Magazine for the Annual Report
Mind the gap

Since 2019, SICK has had its own Product Security Incident Response Team (PSIRT) to handle the data security of all its products and services. Whereby the uncovering of vulnerabilities is an aspiration shared by a wide variety of interested parties – so customers receive a consistently high level of security. Ulrike Gehring (Project Manager Cybersecurity) and Benjamin Holdermann (Cybersecurity Specialist) explain the roles and tasks of the PSIRT, and talk about systematization with the courage to leave gaps.
In addition to the protection of information technology (IT), why is the protection of operative technology (OT) gaining in importance?
GEHRING: More and more industrial products – such as sensors, actuators or entire control systems – offer supplementary cloud or network functions in addition to their actual product functions. The increasing integration of microcontrollers, however, has a price: The risk of security gaps. Operative technology is now just as affected by this as IT systems. The risks facing IT have been present for some time now, and appropriate cybersecurity processes have already been established. With their integrated software, products can now also interact with the IT and run external programs. This means that such products can now also pose major security problems which, in the worst case, could affect a company’s entire IT network and production facilities.
SICK has had its own Product Security Incident Response Team for more than three years now. What is this PSIRT and why was it founded?
HOLDERMANN: When the data security of our products is involved, the PSIRT team is the central contact at SICK for customers and other reference groups (such as the authorities or security researchers). We set it up in 2019 within a few months, and it can already look back on many successfully concluded cases. 

GEHRING: It was founded because in this networked world we saw that it was no longer enough to handle weak points locally and individually in our subsidiaries, but overall for the entire company. Whereby we rely on absolute transparency. Anyone, whether a customer or not, can report potential weaknesses to us. After we have confirmed the problem, we unreservedly go public on our website – entirely in the interests of our customers.
What are the PSIRT’s tasks?
HOLDERMANN: Absolute security from the first time a networked product is used cannot solely be achieved by means of technical methods. Ultimately, one must have the courage to leave gaps. It is possible to improve security only gradually, by learning from incidents and reacting as quickly as possible.

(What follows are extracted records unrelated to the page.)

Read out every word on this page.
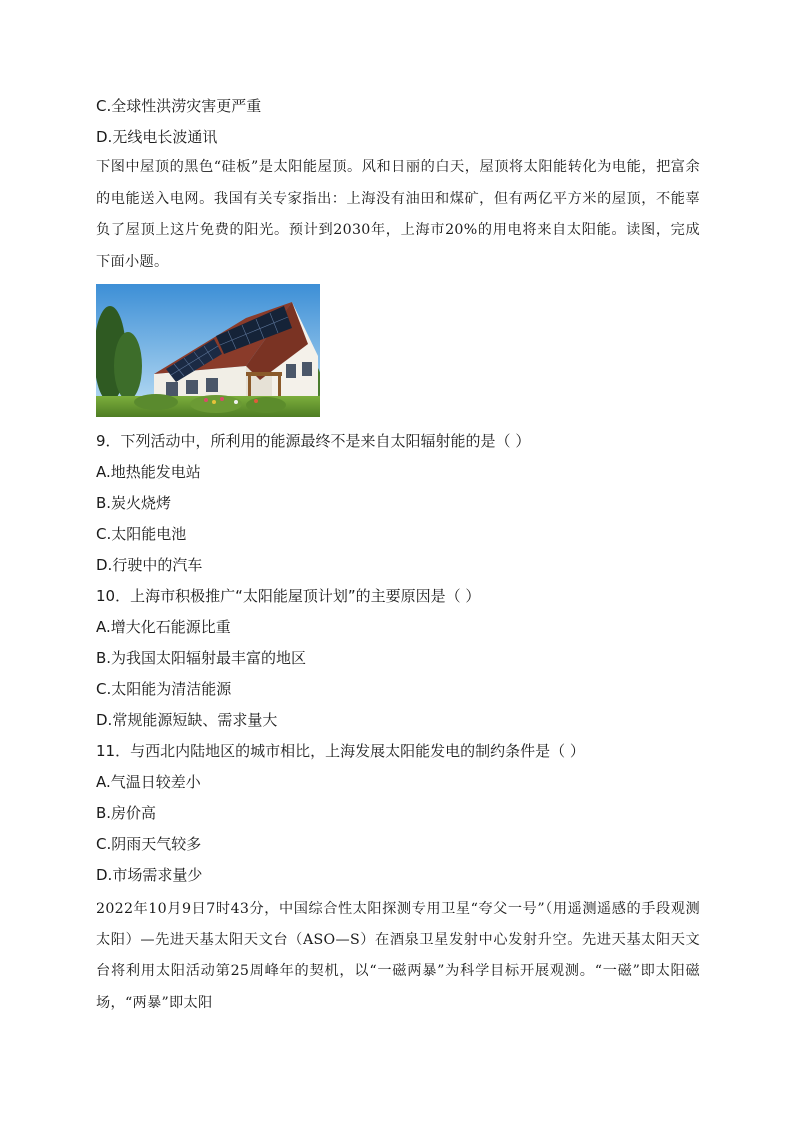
C.全球性洪涝灾害更严重
D.无线电长波通讯
下图中屋顶的黑色“硅板”是太阳能屋顶。风和日丽的白天，屋顶将太阳能转化为电能，把富余的电能送入电网。我国有关专家指出：上海没有油田和煤矿，但有两亿平方米的屋顶，不能辜负了屋顶上这片免费的阳光。预计到2030年，上海市20%的用电将来自太阳能。读图，完成下面小题。
9．下列活动中，所利用的能源最终不是来自太阳辐射能的是（ ）
A.地热能发电站
B.炭火烧烤
C.太阳能电池
D.行驶中的汽车
10．上海市积极推广“太阳能屋顶计划”的主要原因是（ ）
A.增大化石能源比重
B.为我国太阳辐射最丰富的地区
C.太阳能为清洁能源
D.常规能源短缺、需求量大
11．与西北内陆地区的城市相比，上海发展太阳能发电的制约条件是（ ）
A.气温日较差小
B.房价高
C.阴雨天气较多
D.市场需求量少
2022年10月9日7时43分，中国综合性太阳探测专用卫星“夸父一号”（用遥测遥感的手段观测太阳）—先进天基太阳天文台（ASO—S）在酒泉卫星发射中心发射升空。先进天基太阳天文台将利用太阳活动第25周峰年的契机，以“一磁两暴”为科学目标开展观测。“一磁”即太阳磁场，“两暴”即太阳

The PSIRT plays a central role here with its systematization: It coordinates the handling of vulnerabilities in our products, controls the development of countermeasures by our local experts, and provides feedback for implementation in guidelines as well as in practice. What matters is that we gain control over the situation using this systematic approach.

GEHRING: Our team is thus not just the key point for continuously increasing product security, but also the central contact and coordinator for vulnerabilities and security reports
What are the typical incidents that it becomes involved in?
HOLDERMANN: The appearance of the so-called Log4Shell weak point in December 2021 was a typical incident and, at the same time, a major operation for our PSIRT. This was because it involved a security gap in a library used in the Java programming language. Java is used worldwide, and practically every company laptop was affected. And, of course, such libraries are also active in networked SICK products. Log4Shell was just the kind of vulnerability that would enable a hacker to access an entire corporate network and hijack the IT system. Our customers were naturally nervous, and we had a lot of queries about it. But thanks to our standardized processes and systematics, we were quickly able to dispel their anxieties. Here, too, we rapidly gained control of it by determining the weak point and making it measurable. In collaboration with our developers, we have inspected all 40,000 SICK products and there is now a patch available to close the security gap for each affected device.

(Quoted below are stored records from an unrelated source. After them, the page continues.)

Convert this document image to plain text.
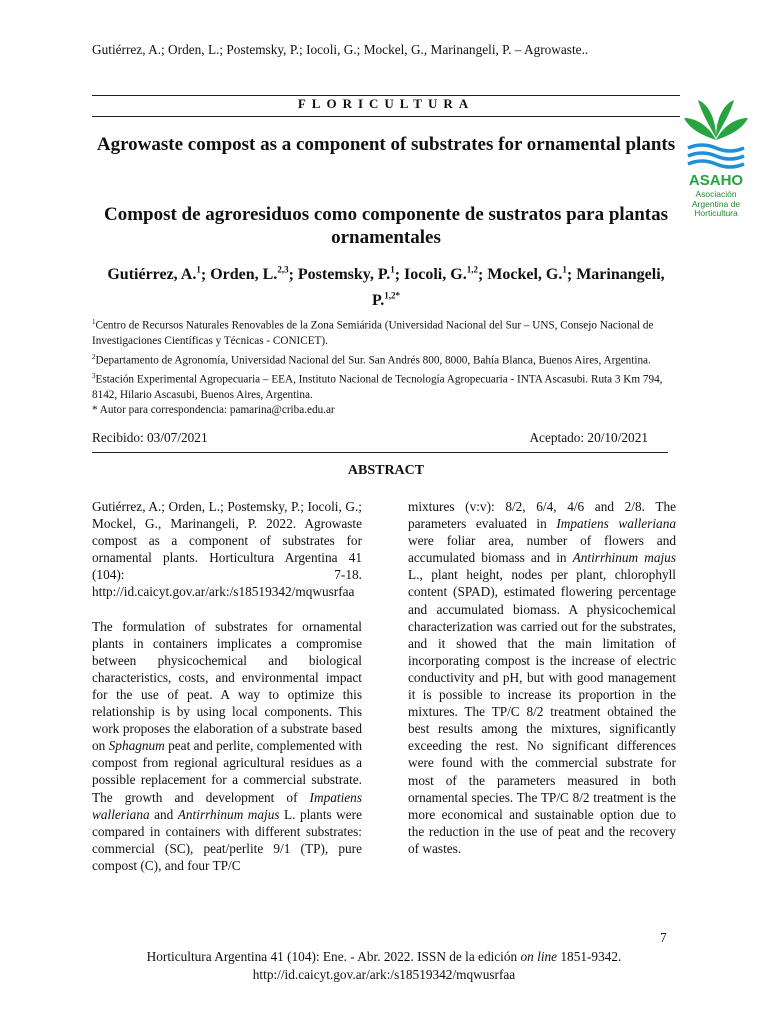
Gutiérrez, A.; Orden, L.; Postemsky, P.; Iocoli, G.; Mockel, G., Marinangeli, P. – Agrowaste..
FLORICULTURA
ASAHO
Asociación
Argentina de
Horticultura
Agrowaste compost as a component of substrates for ornamental plants
Compost de agroresiduos como componente de sustratos para plantas ornamentales
Gutiérrez, A.$^1$; Orden, L.$^{2,3}$; Postemsky, P.$^1$; Iocoli, G.$^{1,2}$; Mockel, G.$^1$; Marinangeli, P.$^{1,2*}$

$^1$Centro de Recursos Naturales Renovables de la Zona Semiárida (Universidad Nacional del Sur – UNS, Consejo Nacional de Investigaciones Científicas y Técnicas - CONICET).

$^2$Departamento de Agronomía, Universidad Nacional del Sur. San Andrés 800, 8000, Bahía Blanca, Buenos Aires, Argentina.

$^3$Estación Experimental Agropecuaria – EEA, Instituto Nacional de Tecnología Agropecuaria - INTA Ascasubi. Ruta 3 Km 794, 8142, Hilario Ascasubi, Buenos Aires, Argentina.

* Autor para correspondencia: pamarina@criba.edu.ar

Recibido: 03/07/2021	Aceptado: 20/10/2021
ABSTRACT

Gutiérrez, A.; Orden, L.; Postemsky, P.; Iocoli, G.; Mockel, G., Marinangeli, P. 2022. Agrowaste compost as a component of substrates for ornamental plants. Horticultura Argentina 41 (104): 7-18. http://id.caicyt.gov.ar/ark:/s18519342/mqwusrfaa

The formulation of substrates for ornamental plants in containers implicates a compromise between physicochemical and biological characteristics, costs, and environmental impact for the use of peat. A way to optimize this relationship is by using local components. This work proposes the elaboration of a substrate based on Sphagnum peat and perlite, complemented with compost from regional agricultural residues as a possible replacement for a commercial substrate. The growth and development of Impatiens walleriana and Antirrhinum majus L. plants were compared in containers with different substrates: commercial (SC), peat/perlite 9/1 (TP), pure compost (C), and four TP/C

mixtures (v:v): 8/2, 6/4, 4/6 and 2/8. The parameters evaluated in Impatiens walleriana were foliar area, number of flowers and accumulated biomass and in Antirrhinum majus L., plant height, nodes per plant, chlorophyll content (SPAD), estimated flowering percentage and accumulated biomass. A physicochemical characterization was carried out for the substrates, and it showed that the main limitation of incorporating compost is the increase of electric conductivity and pH, but with good management it is possible to increase its proportion in the mixtures. The TP/C 8/2 treatment obtained the best results among the mixtures, significantly exceeding the rest. No significant differences were found with the commercial substrate for most of the parameters measured in both ornamental species. The TP/C 8/2 treatment is the more economical and sustainable option due to the reduction in the use of peat and the recovery of wastes.

7
Horticultura Argentina 41 (104): Ene. - Abr. 2022. ISSN de la edición on line 1851-9342.
http://id.caicyt.gov.ar/ark:/s18519342/mqwusrfaa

GEHRING: Our systematization approach also enables us to be brave regarding cybersecurity. We know that we can get every situation under control according to the motto ‘recognize the risk, avert the risk’. So our customers can exploit the benefits of digitalization with a good feeling
How should SICK’s PSIRT develop in future?
HOLDERMANN: The location and correction of security gaps in all products is no easy task. The organizational competences and the knowledge of a PSIRT can increase the maturity of product security in the company and ultimately reduce costs. The difference that a PSIRT can make is to the level of preparation of an organization for vulnerability reports. Good preparation is decisive for how the company is perceived by customers, security researchers and the media. So we continuously work on improving our unit so that we can close future, and even more complex, security gaps efficiently.